Esto hizo del revolucionario profesional un individuo contracorriente. Ve más allá de lo inmediato y organiza a todos los explotados y oprimidos de los que sabe que necesitan un cambio social profundo, de tal forma que aunque ellos no compartan esa visión del futuro claramente, desarrollen sin embargo en la práctica una acción, aunque sea inconsciente, coherente con esos objetivos. La propia práctica social y la constatación de que las posibles mejoras a conseguir o se pierden enseguida o no son una verdadera redención, hará que los que así actúan lleguen a comprender el verdadero objetivo. Los trabajadores deben comprobar entonces, con su necesaria práctica revolucionaria, la inanidad de sus esfuerzos por salir de una forma definitiva y de forma colectiva de su mísera situación luchando tan sólo por mejorar su cotidianidad.
Pero ese es un ideal de militante, y al partido se acercaban millones de luchadores que no aceptaban ni podían aceptar el mundo en el que habían de vivir. Ahí surgía el problema real, porque el militante ha de vivir la realidad más cruda e inmediata y además por duplicado: por ser un oprimido y por ser un perseguido político. Su vida transcurre en una duda continua en la que la presencia de la miseria cotidiana le impulsa a rebelarse despreciando toda esperanza y todo objetivo que no sea destruir el mundo brutal en el que comprende que le ha tocado vivir. Pero entonces, cuando se siente marchar hacia una rebeldía sin objetivos redentores, surge el partido y el orden y vuelve prudente a acogerse al profundo seno de la organización, que le permite reencontrarse con su verdadera misión. Casi todos los militante son profunda y verazmente generosos, es el partido el que no puede permitir esa inquietante debilidad que inexorablemente acabaría llevando a abandonar la pedagogía. El partido puede incluso verse obligado a  eliminar físicamente al militante que desconfiando de tanta seguridad, desciende verdaderamente a los infiernos de la revolución. Todo militante pasa su vida en ese dilema. Esa es su fe, ese su desasosiego, esa su inquietud verdadera y nunca contada a nadie, esa a veces su callada amargura, y, en el fondo, su humana salvación.

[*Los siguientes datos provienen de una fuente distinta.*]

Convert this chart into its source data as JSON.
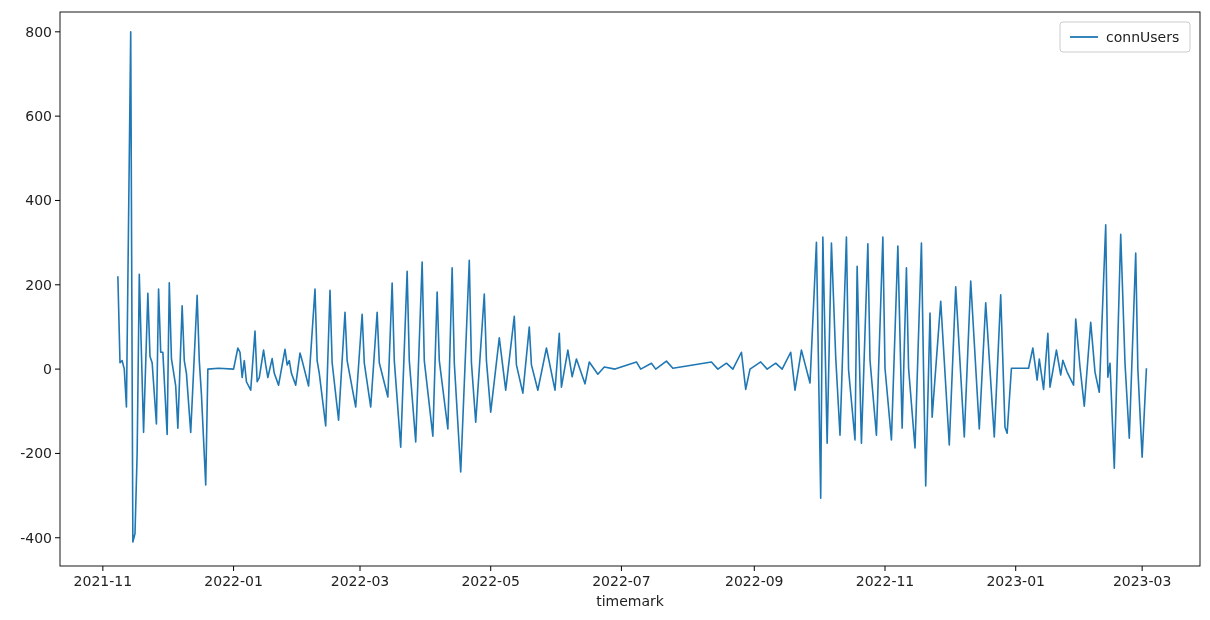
{
  "chart_data": {
    "type": "line",
    "xlabel": "timemark",
    "legend": "top right",
    "xlim": [
      "2021-10-12",
      "2023-03-28"
    ],
    "xticks": [
      "2021-11",
      "2022-01",
      "2022-03",
      "2022-05",
      "2022-07",
      "2022-09",
      "2022-11",
      "2023-01",
      "2023-03"
    ],
    "ylim": [
      -467,
      847
    ],
    "yticks": [
      -400,
      -200,
      0,
      200,
      400,
      600,
      800
    ],
    "series": [
      {
        "name": "connUsers",
        "color": "#1f77b4",
        "x": [
          "2021-11-08",
          "2021-11-09",
          "2021-11-10",
          "2021-11-11",
          "2021-11-12",
          "2021-11-14",
          "2021-11-15",
          "2021-11-16",
          "2021-11-17",
          "2021-11-18",
          "2021-11-20",
          "2021-11-22",
          "2021-11-23",
          "2021-11-24",
          "2021-11-26",
          "2021-11-27",
          "2021-11-28",
          "2021-11-29",
          "2021-12-01",
          "2021-12-02",
          "2021-12-03",
          "2021-12-05",
          "2021-12-06",
          "2021-12-08",
          "2021-12-09",
          "2021-12-10",
          "2021-12-12",
          "2021-12-15",
          "2021-12-16",
          "2021-12-17",
          "2021-12-19",
          "2021-12-20",
          "2021-12-25",
          "2022-01-01",
          "2022-01-03",
          "2022-01-04",
          "2022-01-05",
          "2022-01-06",
          "2022-01-07",
          "2022-01-09",
          "2022-01-11",
          "2022-01-12",
          "2022-01-13",
          "2022-01-15",
          "2022-01-16",
          "2022-01-17",
          "2022-01-19",
          "2022-01-20",
          "2022-01-22",
          "2022-01-25",
          "2022-01-26",
          "2022-01-27",
          "2022-01-28",
          "2022-01-30",
          "2022-02-01",
          "2022-02-02",
          "2022-02-05",
          "2022-02-08",
          "2022-02-09",
          "2022-02-10",
          "2022-02-13",
          "2022-02-15",
          "2022-02-16",
          "2022-02-19",
          "2022-02-22",
          "2022-02-23",
          "2022-02-27",
          "2022-03-02",
          "2022-03-03",
          "2022-03-06",
          "2022-03-09",
          "2022-03-10",
          "2022-03-14",
          "2022-03-16",
          "2022-03-17",
          "2022-03-20",
          "2022-03-23",
          "2022-03-24",
          "2022-03-27",
          "2022-03-30",
          "2022-03-31",
          "2022-04-04",
          "2022-04-06",
          "2022-04-07",
          "2022-04-11",
          "2022-04-13",
          "2022-04-14",
          "2022-04-17",
          "2022-04-21",
          "2022-04-22",
          "2022-04-24",
          "2022-04-28",
          "2022-04-29",
          "2022-05-01",
          "2022-05-05",
          "2022-05-08",
          "2022-05-12",
          "2022-05-13",
          "2022-05-16",
          "2022-05-19",
          "2022-05-20",
          "2022-05-23",
          "2022-05-27",
          "2022-05-31",
          "2022-06-02",
          "2022-06-03",
          "2022-06-06",
          "2022-06-08",
          "2022-06-10",
          "2022-06-14",
          "2022-06-16",
          "2022-06-20",
          "2022-06-23",
          "2022-06-28",
          "2022-07-08",
          "2022-07-10",
          "2022-07-15",
          "2022-07-17",
          "2022-07-22",
          "2022-07-25",
          "2022-08-12",
          "2022-08-15",
          "2022-08-19",
          "2022-08-22",
          "2022-08-26",
          "2022-08-28",
          "2022-08-30",
          "2022-09-04",
          "2022-09-07",
          "2022-09-11",
          "2022-09-14",
          "2022-09-18",
          "2022-09-20",
          "2022-09-23",
          "2022-09-27",
          "2022-09-30",
          "2022-10-02",
          "2022-10-03",
          "2022-10-05",
          "2022-10-07",
          "2022-10-09",
          "2022-10-11",
          "2022-10-14",
          "2022-10-15",
          "2022-10-18",
          "2022-10-19",
          "2022-10-21",
          "2022-10-24",
          "2022-10-25",
          "2022-10-28",
          "2022-10-31",
          "2022-11-01",
          "2022-11-04",
          "2022-11-07",
          "2022-11-09",
          "2022-11-11",
          "2022-11-12",
          "2022-11-15",
          "2022-11-18",
          "2022-11-19",
          "2022-11-20",
          "2022-11-22",
          "2022-11-23",
          "2022-11-27",
          "2022-12-01",
          "2022-12-04",
          "2022-12-08",
          "2022-12-11",
          "2022-12-15",
          "2022-12-18",
          "2022-12-22",
          "2022-12-25",
          "2022-12-27",
          "2022-12-28",
          "2022-12-30",
          "2023-01-07",
          "2023-01-09",
          "2023-01-11",
          "2023-01-12",
          "2023-01-14",
          "2023-01-16",
          "2023-01-17",
          "2023-01-20",
          "2023-01-22",
          "2023-01-23",
          "2023-01-25",
          "2023-01-28",
          "2023-01-29",
          "2023-01-31",
          "2023-02-02",
          "2023-02-05",
          "2023-02-07",
          "2023-02-09",
          "2023-02-12",
          "2023-02-13",
          "2023-02-14",
          "2023-02-16",
          "2023-02-19",
          "2023-02-21",
          "2023-02-23",
          "2023-02-26",
          "2023-02-27",
          "2023-03-01",
          "2023-03-03"
        ],
        "values": [
          220,
          15,
          20,
          0,
          -90,
          800,
          -410,
          -390,
          -200,
          225,
          -150,
          180,
          30,
          15,
          -130,
          190,
          40,
          40,
          -155,
          205,
          25,
          -40,
          -140,
          150,
          20,
          -10,
          -150,
          175,
          20,
          -60,
          -275,
          0,
          2,
          0,
          50,
          40,
          -20,
          20,
          -30,
          -50,
          90,
          -30,
          -20,
          45,
          10,
          -20,
          25,
          -10,
          -38,
          47,
          10,
          20,
          -10,
          -38,
          38,
          20,
          -40,
          190,
          20,
          -10,
          -135,
          187,
          15,
          -121,
          135,
          20,
          -90,
          130,
          15,
          -90,
          135,
          15,
          -66,
          204,
          20,
          -185,
          232,
          20,
          -173,
          254,
          20,
          -159,
          183,
          20,
          -142,
          240,
          15,
          -244,
          258,
          15,
          -126,
          178,
          20,
          -102,
          74,
          -50,
          125,
          10,
          -57,
          100,
          10,
          -50,
          50,
          -50,
          85,
          -43,
          45,
          -18,
          24,
          -35,
          17,
          -12,
          5,
          0,
          17,
          0,
          14,
          0,
          19,
          2,
          17,
          0,
          14,
          0,
          40,
          -48,
          0,
          17,
          0,
          14,
          0,
          40,
          -50,
          45,
          -33,
          301,
          -306,
          313,
          -176,
          299,
          28,
          -157,
          313,
          -2,
          -168,
          244,
          -176,
          297,
          21,
          -157,
          313,
          2,
          -168,
          292,
          -140,
          240,
          2,
          -187,
          299,
          -5,
          -277,
          133,
          -114,
          161,
          -180,
          195,
          -161,
          209,
          -142,
          157,
          -161,
          176,
          -138,
          -152,
          2,
          2,
          50,
          -26,
          24,
          -48,
          85,
          -43,
          45,
          -14,
          21,
          -7,
          -38,
          119,
          5,
          -88,
          111,
          -7,
          -55,
          342,
          -19,
          14,
          -235,
          320,
          14,
          -164,
          275,
          0,
          -209,
          2
        ]
      }
    ]
  }
}
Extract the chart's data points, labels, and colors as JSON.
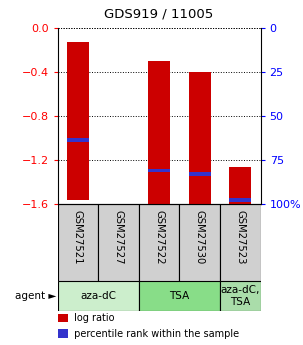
{
  "title": "GDS919 / 11005",
  "samples": [
    "GSM27521",
    "GSM27527",
    "GSM27522",
    "GSM27530",
    "GSM27523"
  ],
  "bar_bottom": [
    -1.57,
    0.0,
    -1.62,
    -1.6,
    -1.6
  ],
  "bar_top": [
    -0.13,
    0.0,
    -0.3,
    -0.4,
    -1.27
  ],
  "blue_y": [
    -1.02,
    0.0,
    -1.3,
    -1.33,
    -1.57
  ],
  "has_bar": [
    true,
    false,
    true,
    true,
    true
  ],
  "ylim": [
    -1.6,
    0.0
  ],
  "left_ticks": [
    0,
    -0.4,
    -0.8,
    -1.2,
    -1.6
  ],
  "right_ticks": [
    0,
    25,
    50,
    75,
    100
  ],
  "agent_groups": [
    {
      "label": "aza-dC",
      "cols": [
        0,
        1
      ],
      "color": "#cceecc"
    },
    {
      "label": "TSA",
      "cols": [
        2,
        3
      ],
      "color": "#88dd88"
    },
    {
      "label": "aza-dC,\nTSA",
      "cols": [
        4
      ],
      "color": "#aaddaa"
    }
  ],
  "bar_color": "#cc0000",
  "blue_color": "#3333cc",
  "bar_width": 0.55,
  "legend_items": [
    {
      "color": "#cc0000",
      "label": " log ratio"
    },
    {
      "color": "#3333cc",
      "label": " percentile rank within the sample"
    }
  ]
}
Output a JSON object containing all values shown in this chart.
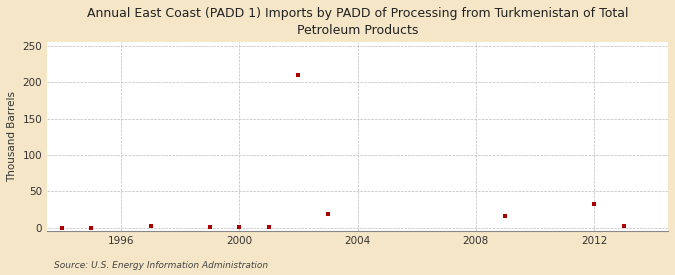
{
  "title": "Annual East Coast (PADD 1) Imports by PADD of Processing from Turkmenistan of Total\nPetroleum Products",
  "ylabel": "Thousand Barrels",
  "source": "Source: U.S. Energy Information Administration",
  "background_color": "#f5e6c8",
  "plot_background_color": "#ffffff",
  "marker_color": "#aa0000",
  "marker": "s",
  "marker_size": 3.5,
  "xlim": [
    1993.5,
    2014.5
  ],
  "ylim": [
    -5,
    255
  ],
  "yticks": [
    0,
    50,
    100,
    150,
    200,
    250
  ],
  "xticks": [
    1996,
    2000,
    2004,
    2008,
    2012
  ],
  "grid_color": "#bbbbbb",
  "data_x": [
    1994,
    1995,
    1997,
    1999,
    2000,
    2001,
    2002,
    2003,
    2009,
    2012,
    2013
  ],
  "data_y": [
    0,
    0,
    2,
    1,
    1,
    1,
    210,
    18,
    16,
    32,
    2
  ]
}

Pero los militantes pasan y queda el partido, queda su cruda estructura de poder, no lo humano de su entramado, no los intersticios dónde se refugia la pasión, la polémica profunda, o el desasosiego, sino el férreo y crudo aparato que garantiza la estabilidad y el orden, el rígido armazón que vive por sí mismo alimentado por los propios militantes, que lo alimentan siendo devorados por él.
Y ese partido se constituye así en un puente entre el pasado y el futuro. Un puente que se construye para invitar a los pueblos a transitar por él hacia su liberación. Para los militantes y para el mismo partido es evidente que esa transición es conveniente y aún deseada por los que han de realizarla, aunque éstos frecuentemente duden de su capacidad para llevarla a cabo y aún de su conveniencia.
Tarde o temprano la habrán de realizar. Habrán de encontrarse con su futuro redimido. Mientras mas tarde, mas sufrimiento y destrucción. Es preciso avanzar y hacer avanzar a todos lo más rápidamente posible. Y si aún no se ha hecho es por razones concretas. Toda la actividad ideológica del partido está encaminada a explicar porqué no se ha hecho todavía esa transición.
Y así el partido construye la historia, la pasada. No como síntesis de un pasado trágico que exige expiación al presente, sino como sucesión de culpabilidades concretas y parciales que han impedido alcanzar todavía la última meta.
Al final el partido hace historia historicista, al más tradicional estilo, y acaba utilizando los fantasmas de la parte contraria, los cuales asume y hace profundamente suyos: el nacionalismo y la religión. Y el socialismo queda mechado profundamente de esas sólidas vetas que le dan sabor. Se hace nacionalista para defender que el error estuvo en tal o cual sucesión de errores cometidos por otros, por los otros, no por los nuestros, los nuestros de verdad que son los de nuestro partido local. Se hace religioso para poder dar el consuelo al militante de que sólo se salvará por la labor expiatoria de su propio sacrificio personal. Todo militante, mientras no sea capaz de abandonar esta dura dialéctica, es tentado una y otra vez por estos fantasmas, los rechaza vehementemente en su interior y acaba, o sentándolos a su mesa, o saliendo del partido y hundiéndose en su debacle moral sin principios ni asideros.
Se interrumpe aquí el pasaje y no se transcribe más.